McKenzie describes Internet Competencies (the skills required of free range learners), as elements of "grazing". This set of skills includes 20 components, such as "navigating in the mud," "exploiting serendipity," and "collecting on the run." These elements are not unfamiliar to those engaging in research and practice with online learners today:

  • Student inquiry: Learners initiate research ideas and questions as they explore and discover information in pursuit of their own answers, suggesting and testing various hypotheses along the way.
  • Networked connections: Students are electronically connected to their peers and work together to identify and draw attention to critical issues.
  • Evaluation and assessment: Of course not everything found via the Internet is of value. Learners must be able to assess content for accuracy and relevance, and consider a host of other variables such as currency, source, potential bias, and audience.
  • Filtering and aggregating: The immediate access to information offered by the Internet requires skill in not only assessing levels of quality, but also selecting and collecting items for use and later reference. Free range learners find themselves on the front lines, not always relying on others (i.e. teachers and instructors) to do the filtering for them.
  • Problem solving: In the age of information, where so much is immediately available, there aren't always clear cut answers to problems, and there are often multiple acceptable solutions.
  • Reasoning: Creating meaning out of the information found and knowledge gained is part of the learning process. McKenzie identifies three types of thinking that "operate concurrently and recursively" to help us construct meaning: envisioning what is possible; inventing, or innovating, possible courses of action; and rearranging ideas and information to create new possibilities.

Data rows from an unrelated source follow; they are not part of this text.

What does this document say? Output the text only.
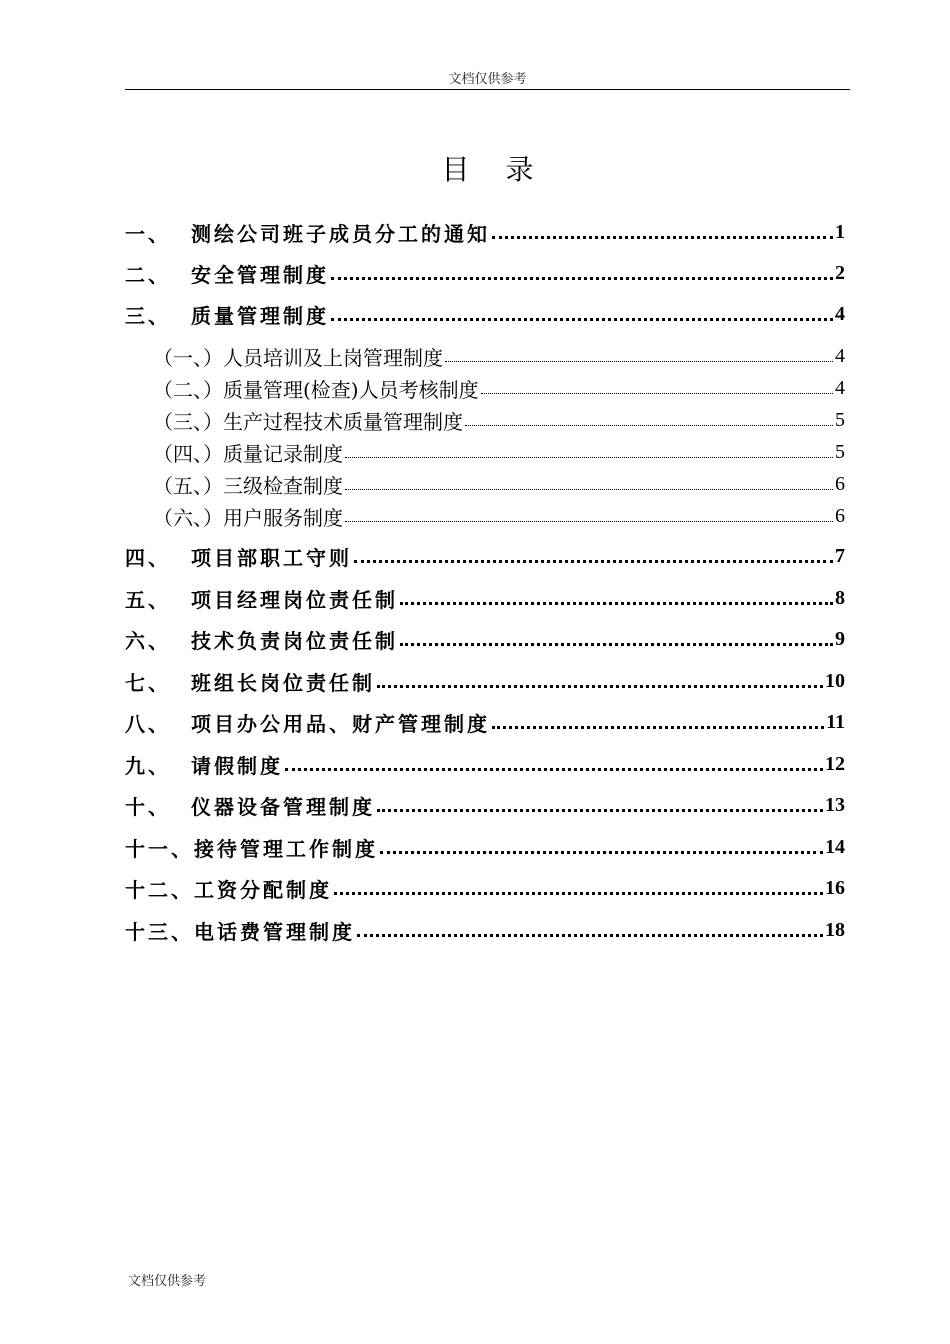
文档仅供参考
目录
一、	测绘公司班子成员分工的通知	1
二、	安全管理制度	2
三、	质量管理制度	4
（一、） 人员培训及上岗管理制度	4
（二、） 质量管理(检查)人员考核制度	4
（三、） 生产过程技术质量管理制度	5
（四、） 质量记录制度	5
（五、） 三级检查制度	6
（六、） 用户服务制度	6
四、	项目部职工守则	7
五、	项目经理岗位责任制	8
六、	技术负责岗位责任制	9
七、	班组长岗位责任制	10
八、	项目办公用品、财产管理制度	11
九、	请假制度	12
十、	仪器设备管理制度	13
十一、 接待管理工作制度	14
十二、 工资分配制度	16
十三、 电话费管理制度	18
文档仅供参考
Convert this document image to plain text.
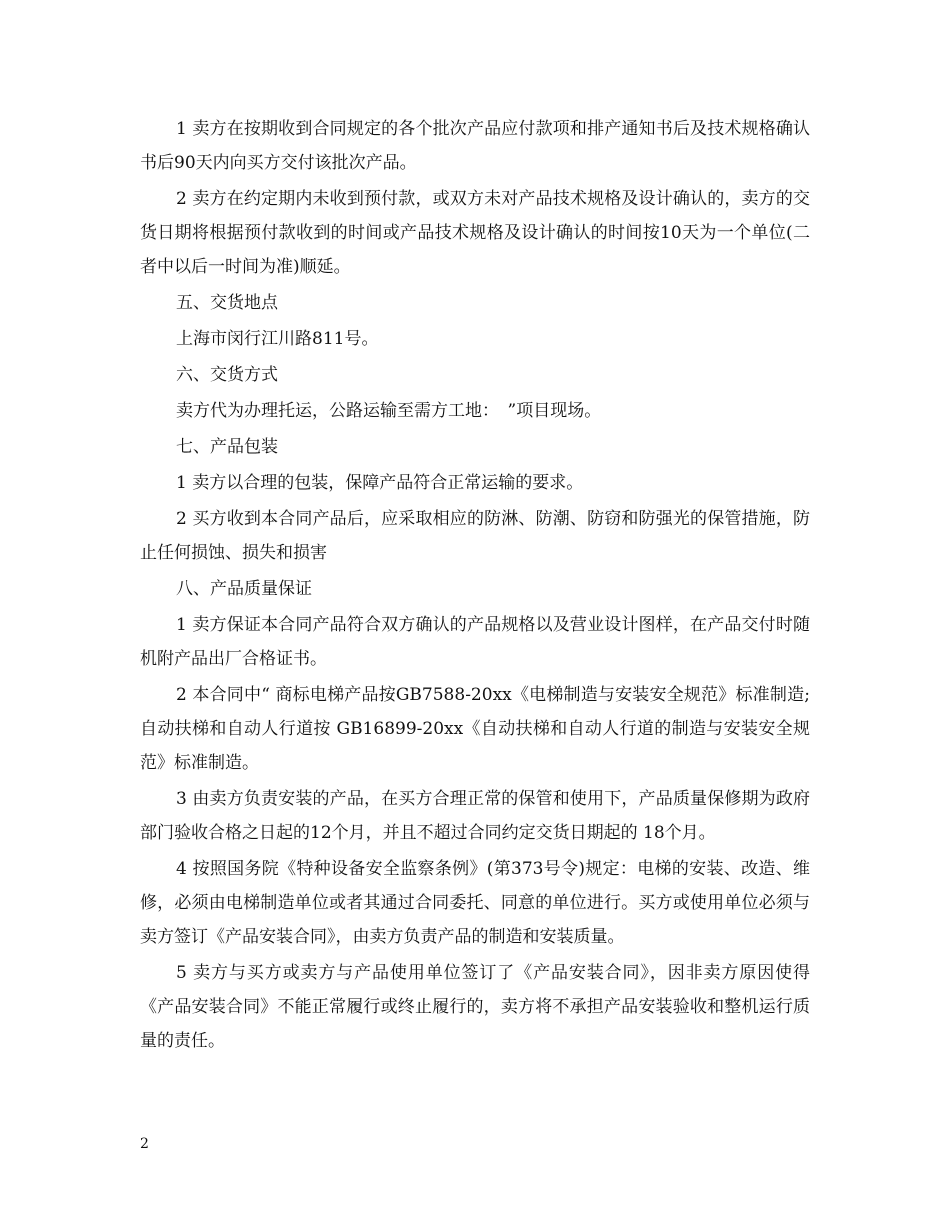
1 卖方在按期收到合同规定的各个批次产品应付款项和排产通知书后及技术规格确认书后90天内向买方交付该批次产品。

2 卖方在约定期内未收到预付款，或双方未对产品技术规格及设计确认的，卖方的交货日期将根据预付款收到的时间或产品技术规格及设计确认的时间按10天为一个单位(二者中以后一时间为准)顺延。

五、交货地点

上海市闵行江川路811号。

六、交货方式

卖方代为办理托运，公路运输至需方工地：　”项目现场。

七、产品包装

1 卖方以合理的包装，保障产品符合正常运输的要求。

2 买方收到本合同产品后，应采取相应的防淋、防潮、防窃和防强光的保管措施，防止任何损蚀、损失和损害

八、产品质量保证

1 卖方保证本合同产品符合双方确认的产品规格以及营业设计图样，在产品交付时随机附产品出厂合格证书。

2 本合同中“ 商标电梯产品按GB7588-20xx《电梯制造与安装安全规范》标准制造;自动扶梯和自动人行道按 GB16899-20xx《自动扶梯和自动人行道的制造与安装安全规范》标准制造。

3 由卖方负责安装的产品，在买方合理正常的保管和使用下，产品质量保修期为政府部门验收合格之日起的12个月，并且不超过合同约定交货日期起的 18个月。

4 按照国务院《特种设备安全监察条例》(第373号令)规定：电梯的安装、改造、维修，必须由电梯制造单位或者其通过合同委托、同意的单位进行。买方或使用单位必须与卖方签订《产品安装合同》，由卖方负责产品的制造和安装质量。

5 卖方与买方或卖方与产品使用单位签订了《产品安装合同》，因非卖方原因使得《产品安装合同》不能正常履行或终止履行的，卖方将不承担产品安装验收和整机运行质量的责任。

2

All of this could, and does, take place anywhere and at any time in the context of informal learning. It is also considered in the design and development of formal academic courses. Translated into a skill set, it's not all that different from the critical thinking and other professional skills valued in today's workforce. 

 

Free Range Learning Today

 

The description of the characteristics and skills of 1998's free range students has a lot in common with current discussions centered on digital, media, and information literacies. The Internet opens a window to the world that provides equal access to both helpful and harmful resources. Today's student, free range or otherwise, must learn to navigate these resources successfully.

P2P University's new course, entitled "How to Teach Webcraft and Programming to Free-Range Students," is just one example of how this kind of learning is being recognized and even planned for, because "for everyone who is [learning web programming] in a classroom, there are a dozen free-range learners." The course description includes questions for participants that perhaps all of us should consider as we move forward in the pursuit of successful online learning options for a variety of students:

  • What does the research tell us about how people learn?
  • What best practices in instructional design are relevant to free range learners?
  • What skills do people need in order to successfully learn on their own?
  • How are grassroots groups trying to teach the things free range students want to learn?
  • What's working and what isn't?

In the more than a decade that has passed since McKenzie's article was published, the Internet as expanded substantially, moving into our homes and workplaces and allowing entire educational programs to be offered completely online. The concept of free range learning continues to be relevant and applied in a variety of ways as we all become curators of web content – conducting Internet searches on a wide variety of topics, evaluating the results for value, and learning from what we find.